Sabiamente Dumas, con todo, recuerda la evidencia: se puede ser feliz aun con desdicha. De ahí que Soler, de nuevo voz y poso, haga olvidar al lector que lo ha leído, haga olvidar incluso que se acuerda, y lo sumerja con destreza en las andanzas de un grupo de amigos y conocidos que tratan de resistirse, sin saberlo, a ese último verano adolescente que los conduce a su destino. Ya desde el primer párrafo, con su evocación de un poeta que no escribió ningún verso, su piscina desde cuyo trampolín saltaba un enano con ojos de terciopelo y su hombre al que una noche se llevaron las nubes, Soler anuncia la que será su baza preferida: el recuerdo, la crónica, el retrato de la grandeza de unas pequeñas historias que nacen y mueren en ese instante en el que todo futuro es sólo el futuro de un pasado. Y así, extraviados en un camino que podría ser el malagueño de Antequera pero que Soler ha rebautizado simbólicamente como el camino de los Ingleses, una docena de espléndidos personajes empiezan a desnudarse gracias a la memoria de un narrador anónimo, ya adulto, que veintitrés años después de haber sido testigo de los hechos trata de hacer en Flandes recuento de nostalgias. Es su relato, como lo era el de ese hermano casi idéntico que recibía una danza de cartas en «Las bailarinas muertas», el relato de los ojos del tiempo y la distancia, el relato de ese narrador, autor y personaje, que puede cuadrar las cuentas porque a toro pasado no hay ficción ni realidad que se resistan.

Su crónica veraniega, plagada de anticipaciones teñidas de melancolía, es sin embargo una crónica de pequeñas épicas.

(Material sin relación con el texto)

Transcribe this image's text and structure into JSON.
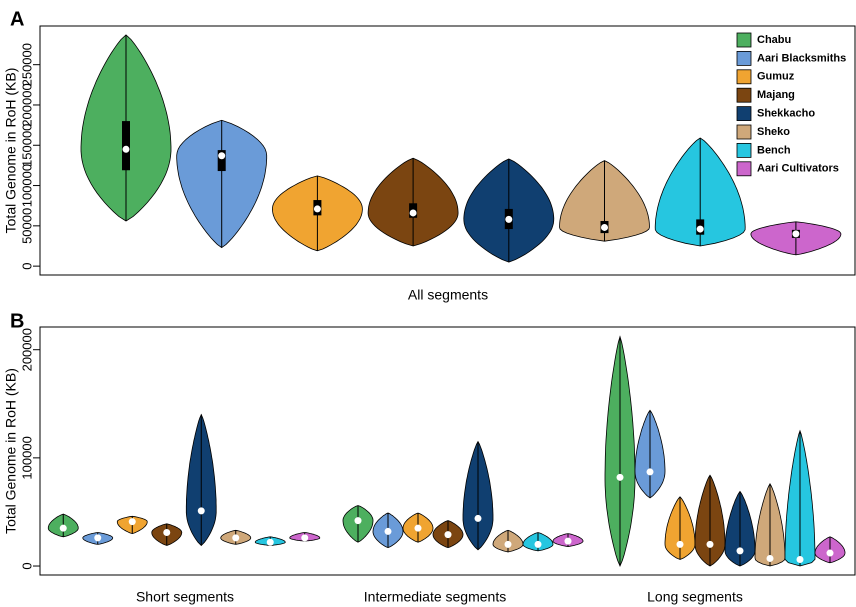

Porque hay épica, sí, toda la que ha llevado a vincular a Soler con ciertos modelos de la picaresca ,-del Lazarillo a Marsé, todos familia literaria del malagueño-, en la historia de Miguelito Dávila, su riñón extirpado y su decisión de seguir a Dante hasta el infierno de los sueños rotos, dividido entre esa Luli Gigante bailarina y esa Señorita del Casco Cartaginés que acaban siendo dos Beatrices de la mente y el corazón; y hay épica en la historia del golfo Arnadeo Nunni el Babirusa, cuyo padre desapareció, tal vez aspirado por una tormenta, y cuya madre vive en Londres pisoteada por un camino de los ingleses que él jamás podrá aceptar; y la hay, claro, en su tía Fina, una Lana Turner de mercería, y en su abuelo, con un imperio de peladores de patatas y un sexo enorme huyendo bragueta arriba, y en el quinqui Rafi Ayala, que despellejaba gatos y se alzaba a pulso sobre la entrepierna, y en la Gorda de la Cala, en Paco Frontón, en el Carne, en el Corbata y en tantos otros personajes cuyo mero nombre sabe ya a magia por explorar.

Hay épica en todos ellos, épicas de pequeñas grandes historias con sus correspondientes dosis de sexo, violencia, ternura y dolor, y a las que sin embargo les resbala la ilación. Porque el lector, inocente, se deja seducir por la técnica incontestable de Soler, se arrastra incluso por esas perlas de magia con que el autor experimentado jalona su narración; pero al final intuye o comprende, ya perdida esa inocencia, que ha obtenido un obsequio algo mundano de un autor y una historia que podían obsequiarle un mundo. Agradecido, que no es poco, el lector cierra ya el libro feliz en su desdicha.